The Birth of Mary Anning
Paleontologist and fossil hunter Mary Anning was born on 21 May 1799.
After the death of her father when she was 11, Mary Anning and her brother Joseph took to collecting fossils from the crumbling cliffs at Lyme Regis as a way of supplementing their income. Their first major discovery, in 1811, was an ichthyosaur, for which a local collector paid the family £23.
Anning went on to make several major discoveries, despite the dangers (she nearly died during a cliff fall in 1833, which killed her dog Tray). She determined that belemnite fossils contained fossilised ink sacs, suggesting they came from cephalopods. These sacs she ground up to make ink, which she used to draw fossils.
Her discovery of the first known plesiosaur skeletons led the anatomist Baron Georges Cuvier in Paris to accuse her of fraud.
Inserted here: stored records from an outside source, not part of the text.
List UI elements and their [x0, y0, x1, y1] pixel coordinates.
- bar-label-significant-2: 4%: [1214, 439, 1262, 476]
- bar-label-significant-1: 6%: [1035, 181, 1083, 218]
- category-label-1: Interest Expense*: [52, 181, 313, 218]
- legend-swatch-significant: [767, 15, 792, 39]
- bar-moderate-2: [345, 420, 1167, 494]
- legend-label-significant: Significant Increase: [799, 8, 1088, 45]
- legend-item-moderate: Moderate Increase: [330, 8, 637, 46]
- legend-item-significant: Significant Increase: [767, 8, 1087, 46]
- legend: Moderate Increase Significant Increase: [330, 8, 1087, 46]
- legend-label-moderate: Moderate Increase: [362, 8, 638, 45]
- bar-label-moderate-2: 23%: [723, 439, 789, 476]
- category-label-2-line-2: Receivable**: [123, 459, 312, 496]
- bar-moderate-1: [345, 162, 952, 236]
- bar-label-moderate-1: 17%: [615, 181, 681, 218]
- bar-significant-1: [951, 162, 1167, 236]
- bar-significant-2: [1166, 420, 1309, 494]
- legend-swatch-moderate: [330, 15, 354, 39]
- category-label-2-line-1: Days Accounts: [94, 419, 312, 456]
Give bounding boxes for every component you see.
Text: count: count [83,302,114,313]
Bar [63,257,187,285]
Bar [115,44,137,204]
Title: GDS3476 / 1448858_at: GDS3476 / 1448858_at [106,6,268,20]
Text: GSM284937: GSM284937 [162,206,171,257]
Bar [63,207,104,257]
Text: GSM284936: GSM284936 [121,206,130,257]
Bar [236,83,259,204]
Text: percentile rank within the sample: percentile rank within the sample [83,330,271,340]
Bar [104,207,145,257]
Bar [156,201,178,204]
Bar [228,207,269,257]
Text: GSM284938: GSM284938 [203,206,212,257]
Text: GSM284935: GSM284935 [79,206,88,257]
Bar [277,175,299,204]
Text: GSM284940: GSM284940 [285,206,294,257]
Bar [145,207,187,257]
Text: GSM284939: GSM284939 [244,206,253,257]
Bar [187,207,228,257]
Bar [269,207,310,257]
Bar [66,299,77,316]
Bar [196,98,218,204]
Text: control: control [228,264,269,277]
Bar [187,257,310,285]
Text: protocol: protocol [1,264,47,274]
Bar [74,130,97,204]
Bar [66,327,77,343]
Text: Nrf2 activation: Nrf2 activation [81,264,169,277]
In an era when it was still believed that extinctions implied that God’s creation was imperfect, her discovery of such strange creatures, which had never been seen alive, was highly contentious. Her successful defence of the discovery enhanced her reputation, but, despite her fame, as a woman she was not eligible to join the Geological Society of London.
By 1847 rumours spread that Anning was drinking. In fact she was taking laudanum to cope with breast cancer. She died later that year.
In 2010, the Royal Society included Anning in a list of the ten British women who have most influenced the history of science.